A push for investment to bring money into national parks may lead to ‘crassly inappropriate’ sponsorships, warned Kate Ashbrook of the Open Spaces Society this week.
And the Dartmoor Preservation Association shared her fears – warning that increased competition could harm the income of volunteer groups.
‘The new partnership that has been set up by 15 national parks aims to bring money in from the commercial sector,’ said Kate Ashbrook, ‘but commercial people always want something out of it.
‘I’m concerned about sponsorships such as a chocolate bar insisting its name be added to a walking trail.
‘It would be tacky.’
The new National Parks Partnership is a company formed to attract private sector interest and set up deals such as that with an air freshener brand that now sells an ‘Exmoor Sea Spray’ fragrance.

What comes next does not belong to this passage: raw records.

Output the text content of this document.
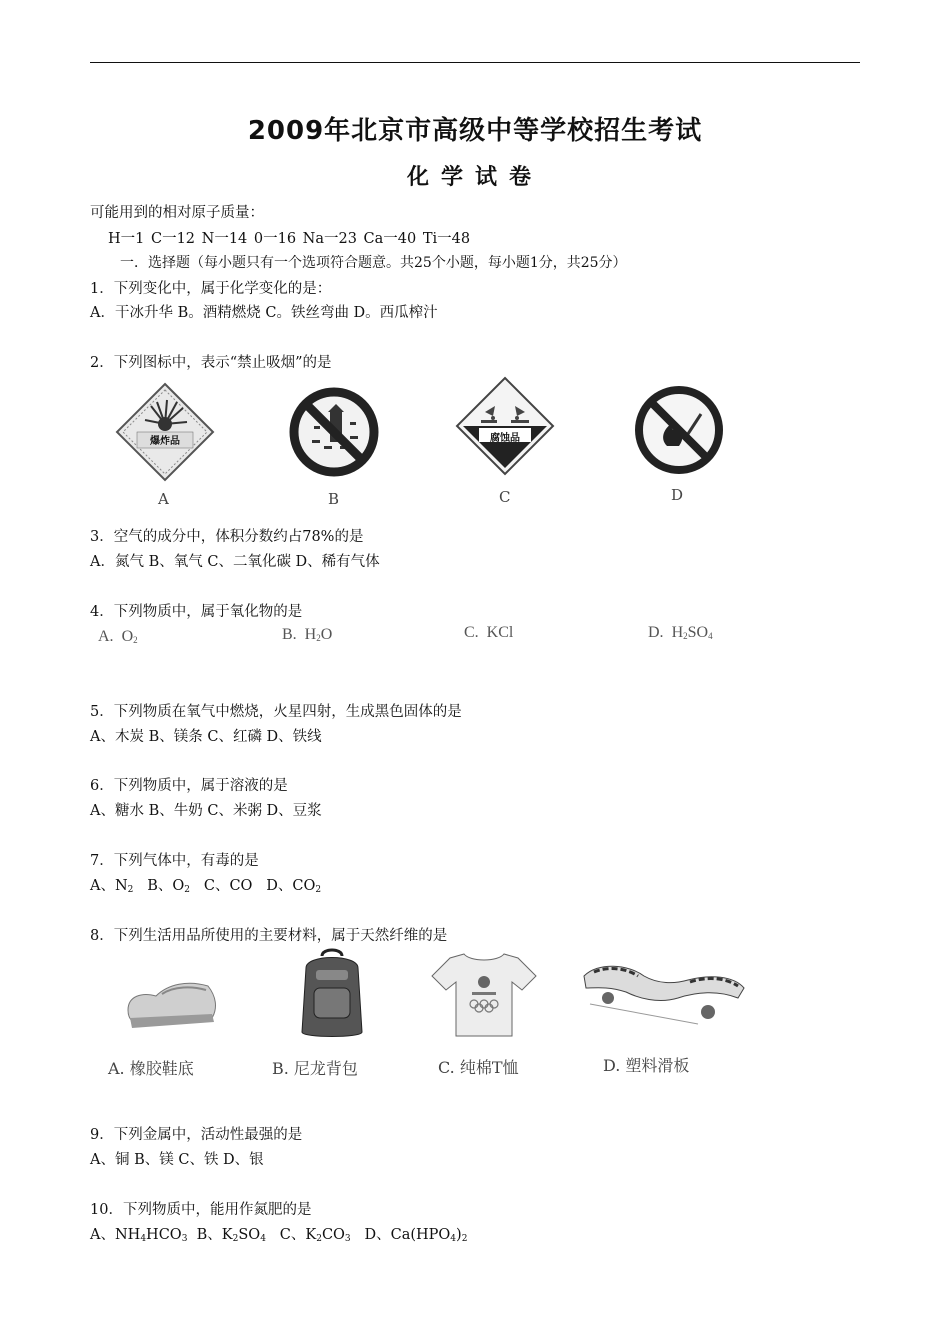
2009年北京市高级中等学校招生考试
化学试卷
可能用到的相对原子质量：
H一1 C一12 N一14 0一16 Na一23 Ca一40 Ti一48
一．选择题（每小题只有一个选项符合题意。共25个小题，每小题1分，共25分）
1．下列变化中，属于化学变化的是：
A．干冰升华 B。酒精燃烧 C。铁丝弯曲 D。西瓜榨汁
2．下列图标中，表示“禁止吸烟”的是
爆炸品
A	B
腐蚀品
C	D
3．空气的成分中，体积分数约占78%的是
A．氮气 B、氧气 C、二氧化碳 D、稀有气体
4．下列物质中，属于氧化物的是
A. $O_2$	B. $H_2O$	C. KCl	D. $H_2SO_4$
5．下列物质在氧气中燃烧，火星四射，生成黑色固体的是
A、木炭 B、镁条 C、红磷 D、铁线
6．下列物质中，属于溶液的是
A、糖水 B、牛奶 C、米粥 D、豆浆
7．下列气体中，有毒的是
A、$N_2$ B、$O_2$ C、CO D、$CO_2$
8．下列生活用品所使用的主要材料，属于天然纤维的是
A. 橡胶鞋底	B. 尼龙背包	C. 纯棉T恤	D. 塑料滑板
9．下列金属中，活动性最强的是
A、铜 B、镁 C、铁 D、银
10．下列物质中，能用作氮肥的是
A、$NH_4HCO_3$ B、$K_2SO_4$ C、$K_2CO_3$ D、$Ca(HPO_4)_2$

It is designed to help fill the funding gap left by cuts in grants from the Department for Environment, Food and Rural Affairs, which have totalled 40 per cent on Dartmoor and Exmoor between 2011 and 2015.
But Ms Ashbrook said: ‘Businesses will want their profits from the scheme through Disneyfication and crassly inappropriate sponsorships.’
She said she was worried that the parks could be competing for money against groups like the Dartmoor Preservation Association.
Phil Hutt, director of the DPA, said: ‘I’ve worked in the private sector and I’ve never yet met a sponsor who doesn’t want something in return for his or her money.
‘Dartmoor doesn’t have big threats like reservoirs or mines, but there’s a lot of more insidious threats.
‘The answer is either adequate government funding or cutting the national parks’ cloth and focusing on the statutory duties of conservation and enhancing natural beauty, rather than some of the more ambitious things the Government is pushing us into such as attracting 10- million more visitors a year or 60,000 school experiences.’